It was answered. Maia repeated, and paused, and whistled again. Then touching Croft on the arm, she urged him forth from the shadow until he stood revealed in the rays of the Palosian moons.

And from the shadows beyond him another shape appeared. Slight it was and slender, graceful as a faun, as it came swiftly toward him on flying feet, graceful as a dryad of the forest in its every supple, sweeping line save for where it was girdled by a band of white.

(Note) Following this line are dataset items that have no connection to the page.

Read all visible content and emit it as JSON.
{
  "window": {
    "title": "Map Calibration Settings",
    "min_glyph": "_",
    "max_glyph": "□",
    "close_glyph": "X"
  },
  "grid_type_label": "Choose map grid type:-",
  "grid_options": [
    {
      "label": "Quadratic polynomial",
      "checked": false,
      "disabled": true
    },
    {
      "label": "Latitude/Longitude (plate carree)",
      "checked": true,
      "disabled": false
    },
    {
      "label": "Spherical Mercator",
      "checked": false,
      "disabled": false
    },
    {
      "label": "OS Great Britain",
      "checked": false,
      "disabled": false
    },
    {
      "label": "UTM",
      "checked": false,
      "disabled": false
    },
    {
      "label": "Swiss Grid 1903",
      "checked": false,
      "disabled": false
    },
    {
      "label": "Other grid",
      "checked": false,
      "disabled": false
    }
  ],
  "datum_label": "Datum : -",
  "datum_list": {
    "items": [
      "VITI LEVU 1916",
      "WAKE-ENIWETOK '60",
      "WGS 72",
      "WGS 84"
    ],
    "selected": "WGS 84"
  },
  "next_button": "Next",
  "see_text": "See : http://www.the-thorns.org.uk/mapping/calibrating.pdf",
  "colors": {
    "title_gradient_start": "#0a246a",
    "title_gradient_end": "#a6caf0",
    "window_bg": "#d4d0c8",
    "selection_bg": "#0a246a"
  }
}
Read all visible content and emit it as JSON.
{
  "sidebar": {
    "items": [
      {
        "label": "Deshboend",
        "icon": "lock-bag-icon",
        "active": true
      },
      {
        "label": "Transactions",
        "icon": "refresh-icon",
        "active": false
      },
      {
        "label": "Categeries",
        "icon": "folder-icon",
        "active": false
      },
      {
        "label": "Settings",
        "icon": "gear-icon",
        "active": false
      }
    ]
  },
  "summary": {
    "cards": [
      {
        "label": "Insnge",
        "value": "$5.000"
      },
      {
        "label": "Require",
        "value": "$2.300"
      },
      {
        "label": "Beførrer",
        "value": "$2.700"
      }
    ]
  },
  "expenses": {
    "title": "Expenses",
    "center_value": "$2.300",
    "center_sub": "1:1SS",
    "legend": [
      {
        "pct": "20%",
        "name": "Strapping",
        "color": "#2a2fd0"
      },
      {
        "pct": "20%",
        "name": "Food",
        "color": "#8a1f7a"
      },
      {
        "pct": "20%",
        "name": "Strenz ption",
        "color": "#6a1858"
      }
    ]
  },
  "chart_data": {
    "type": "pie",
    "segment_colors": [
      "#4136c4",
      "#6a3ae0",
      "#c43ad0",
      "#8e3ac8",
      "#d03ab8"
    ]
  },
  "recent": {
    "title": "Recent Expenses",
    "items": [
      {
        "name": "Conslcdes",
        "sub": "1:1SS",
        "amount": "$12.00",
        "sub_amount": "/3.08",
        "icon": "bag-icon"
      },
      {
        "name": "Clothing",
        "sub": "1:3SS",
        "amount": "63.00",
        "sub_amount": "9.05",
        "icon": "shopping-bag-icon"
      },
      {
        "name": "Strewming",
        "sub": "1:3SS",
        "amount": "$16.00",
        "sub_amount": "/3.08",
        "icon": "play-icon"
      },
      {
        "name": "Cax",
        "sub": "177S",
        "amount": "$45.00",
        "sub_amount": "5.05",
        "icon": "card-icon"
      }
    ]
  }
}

So much Croft saw, and advanced to meet it, and found it Naia, veiled as she stood before him from head to waist in the heavy cloud of her auburn-tinted hair.

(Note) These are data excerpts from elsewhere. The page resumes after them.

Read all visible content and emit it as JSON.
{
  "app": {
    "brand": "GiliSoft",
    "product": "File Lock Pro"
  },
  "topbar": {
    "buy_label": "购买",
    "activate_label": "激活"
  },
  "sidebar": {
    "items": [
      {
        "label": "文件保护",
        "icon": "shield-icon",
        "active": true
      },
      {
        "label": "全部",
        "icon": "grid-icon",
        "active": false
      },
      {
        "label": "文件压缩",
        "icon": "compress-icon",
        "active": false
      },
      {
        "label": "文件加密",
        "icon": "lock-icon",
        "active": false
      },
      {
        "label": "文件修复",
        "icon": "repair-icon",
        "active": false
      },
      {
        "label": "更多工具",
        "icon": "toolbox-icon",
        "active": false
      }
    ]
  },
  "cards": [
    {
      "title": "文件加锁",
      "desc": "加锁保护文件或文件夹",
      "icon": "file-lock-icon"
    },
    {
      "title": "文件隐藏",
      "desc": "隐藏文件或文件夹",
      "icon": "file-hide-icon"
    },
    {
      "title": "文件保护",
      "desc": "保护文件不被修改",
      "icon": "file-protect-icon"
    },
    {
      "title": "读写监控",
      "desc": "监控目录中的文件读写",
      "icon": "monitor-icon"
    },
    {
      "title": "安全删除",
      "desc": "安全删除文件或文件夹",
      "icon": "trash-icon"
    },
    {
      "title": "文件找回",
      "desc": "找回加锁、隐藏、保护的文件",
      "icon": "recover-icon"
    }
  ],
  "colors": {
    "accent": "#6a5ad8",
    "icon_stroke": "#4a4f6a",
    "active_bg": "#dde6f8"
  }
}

And then she lay against him—his arms were straining her to his breast, and that cloud of ruddy hair was like the kiss of satin against his naked chest. And her hands were clinging to him, her arms were holding him fast.

"Jason, beloved," she panted, "you are safe—uninjured, alive!"

"Yes—thanks to you, beloved, and to Maia," Croft replied, and kissed her.

"Thou"—Naia of Aphur flung up her head and turned to the girl of Mazzer—"thou who this night have brought me more than life or anything besides—thou shall never leave me—thou shall remain always with me—and with him. My children you shall cradle in your arms—and if love comes to you as to me and offspring, I swear it—to me they shall be as mine."

"My mistress," Maia faltered, bending her head before Naia.

"Nay—you are my sister," said Naia, smiling, and took her by the hand. And after that she spoke again to Croft. "Yet—I am forgetting. Not yet are we free from danger. Thrice today have men roamed through the forest while I hid me beneath the leaves. But thy huge bird waits to bear us high above them. Come, beloved, come."

For an hour after that, his arm about her, or walking hand in hand—as though now they were once more together they sought the assurance of the fact through every thrilling sense—they hurried on. And then once more the moonlight filled all the bowl of a tree-ringed opening in the forest, and struck dull gleams from the copper body of the waiting airplane. Huge, impotent, in seeming, it squatted there, waiting their touch to wake it; its interlacing struts and trusses making a spider-webbed pattern in shadow on the ground.